Jay Berkowitz:I love it. Thanks, guys. Let's take one last question here, please.
Jay Berkowitz:Audience member 8: Hey Ben, question for you. I love the kind of story and history of the two years down lead then popping it back up with the building of the intake team. Two quick questions on that one prior to 2021 or 2021 you said that the firm been around 40 years or so, Mayor pops was involved. What did you see, or what was the cause, originally, of that downturn of no leads, or downing of leads? Because it seemed like, obviously, 40 years successful, and then all of a sudden, now you've got this dip. And then secondarily, just to kind of get the question out there, your marketing manager, what are the kind of roles and responsibilities that you put on them, or not marketing? Sorry, the intake manager, yeah.
Ben Leader:So you know the first question, I think it was probably a combination of a lot of different factors, but our firm was a little unique. One of our managing partners was the attorney that prosecuted Susan Smith back in the 90s. I don't know if y'all remember that case, but it was a lady that drowned her kids in her car in a lake in South Carolina and claimed that she had been car jacked.

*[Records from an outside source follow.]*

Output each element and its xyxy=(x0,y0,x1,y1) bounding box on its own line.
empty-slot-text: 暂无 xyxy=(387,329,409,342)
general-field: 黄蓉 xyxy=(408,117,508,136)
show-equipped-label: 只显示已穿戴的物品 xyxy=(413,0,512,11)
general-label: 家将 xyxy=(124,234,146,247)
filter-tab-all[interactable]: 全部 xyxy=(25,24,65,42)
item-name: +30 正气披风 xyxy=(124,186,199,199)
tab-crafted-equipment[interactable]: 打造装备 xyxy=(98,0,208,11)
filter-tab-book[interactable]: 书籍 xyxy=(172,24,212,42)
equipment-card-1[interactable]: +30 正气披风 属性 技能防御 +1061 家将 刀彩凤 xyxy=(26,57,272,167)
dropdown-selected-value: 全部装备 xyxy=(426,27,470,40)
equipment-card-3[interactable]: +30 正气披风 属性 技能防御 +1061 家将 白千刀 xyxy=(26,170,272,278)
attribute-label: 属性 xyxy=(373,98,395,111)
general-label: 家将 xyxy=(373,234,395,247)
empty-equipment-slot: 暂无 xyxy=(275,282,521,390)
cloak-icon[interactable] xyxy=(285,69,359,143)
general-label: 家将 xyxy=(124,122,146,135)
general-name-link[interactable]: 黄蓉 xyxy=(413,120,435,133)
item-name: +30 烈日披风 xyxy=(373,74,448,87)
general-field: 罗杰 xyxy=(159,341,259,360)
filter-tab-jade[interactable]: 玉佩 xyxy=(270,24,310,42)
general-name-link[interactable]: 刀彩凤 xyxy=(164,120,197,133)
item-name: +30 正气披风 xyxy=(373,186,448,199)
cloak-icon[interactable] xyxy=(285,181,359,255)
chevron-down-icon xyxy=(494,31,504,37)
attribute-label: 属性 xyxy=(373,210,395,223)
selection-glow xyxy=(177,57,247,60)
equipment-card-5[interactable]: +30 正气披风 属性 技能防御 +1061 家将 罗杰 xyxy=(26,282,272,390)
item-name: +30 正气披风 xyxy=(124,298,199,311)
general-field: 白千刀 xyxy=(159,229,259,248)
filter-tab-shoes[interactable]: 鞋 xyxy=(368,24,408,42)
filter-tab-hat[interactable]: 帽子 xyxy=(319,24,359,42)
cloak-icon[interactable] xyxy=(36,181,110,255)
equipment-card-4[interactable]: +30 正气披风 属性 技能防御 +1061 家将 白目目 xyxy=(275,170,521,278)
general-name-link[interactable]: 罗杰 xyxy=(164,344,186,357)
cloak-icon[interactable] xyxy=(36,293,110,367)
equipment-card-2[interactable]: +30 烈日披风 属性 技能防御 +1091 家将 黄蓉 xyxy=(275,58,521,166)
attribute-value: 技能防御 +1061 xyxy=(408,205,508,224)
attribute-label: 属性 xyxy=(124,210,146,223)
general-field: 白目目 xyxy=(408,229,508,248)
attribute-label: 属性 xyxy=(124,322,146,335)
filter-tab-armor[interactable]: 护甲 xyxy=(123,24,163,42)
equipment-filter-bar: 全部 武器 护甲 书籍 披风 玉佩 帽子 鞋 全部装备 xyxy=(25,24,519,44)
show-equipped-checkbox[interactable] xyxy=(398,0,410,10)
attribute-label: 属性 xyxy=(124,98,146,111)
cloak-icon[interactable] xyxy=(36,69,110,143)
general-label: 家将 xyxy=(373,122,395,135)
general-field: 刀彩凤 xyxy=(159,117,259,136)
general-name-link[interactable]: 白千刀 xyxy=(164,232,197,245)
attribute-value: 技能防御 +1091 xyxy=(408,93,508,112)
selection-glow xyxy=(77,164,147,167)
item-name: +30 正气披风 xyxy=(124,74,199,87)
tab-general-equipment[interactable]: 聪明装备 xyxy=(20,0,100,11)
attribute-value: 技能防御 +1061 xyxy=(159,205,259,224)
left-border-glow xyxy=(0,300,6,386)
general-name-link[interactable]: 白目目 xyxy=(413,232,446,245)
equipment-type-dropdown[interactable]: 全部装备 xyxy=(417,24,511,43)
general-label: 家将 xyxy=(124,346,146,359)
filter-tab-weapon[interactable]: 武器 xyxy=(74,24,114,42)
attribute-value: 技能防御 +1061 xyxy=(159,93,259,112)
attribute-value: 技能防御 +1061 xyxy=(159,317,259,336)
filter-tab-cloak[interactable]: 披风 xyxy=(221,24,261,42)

And so that blew up on national news. And, you know, it was right around the OJ time period. And so for years, we didn't have to do a lot of marketing. You know, his his name and kind of notoriety brought in a lot of volume for us. And over time, you know, I've noticed the kids now they don't know. That case, they're not familiar with it. And so I think we fell behind the eight ball just not having to do a lot of marketing. And the competition, you know, skyrocketed during that period. And so, you know, we started kind of just seeing leads start drying up as a result of that. Another big part for us, I think, was the attorney and paralegal involvement, particularly the paralegal piece of that the paralegals were our intake people, essentially an attorney would get involved. But most of the calls were forwarded to paralegals who had primary jobs that were, you know, not intake. And so the person opening files or getting records would get constantly disrupted and asked to handle an intake call. And, you know, I think that was just a recipe for a disaster,
Ben Leader:Audience member 8: and then your marketing man, or just me, intake manager. What are their like, roles and responsibilities?
Ben Leader:Yeah, so she is actively handles about half the volume of the intakes itself. She also manages our intake coordinator and our front desk receptionist. I have all of those under intake. So she's really got a three person team, and, you know, I have her more focused on, I'd say, the day to day intake process, and then myself and our external consultants are really who I view as kind of the director of intake, you know. And I hope we'll get to that point we were just kind of starting so fresh that, you know, we needed to rely on others, I think, a little more, but so our intake manager, you know, is essentially, you know, runs our day to day intake operations and oversees everybody within the intake team, but in terms of actually looking at the numbers and holding them accountable, that's kind of where I come in and where, you know, we rely on consultants.
Jay Berkowitz:Thank you. Awesome. Thanks, guys.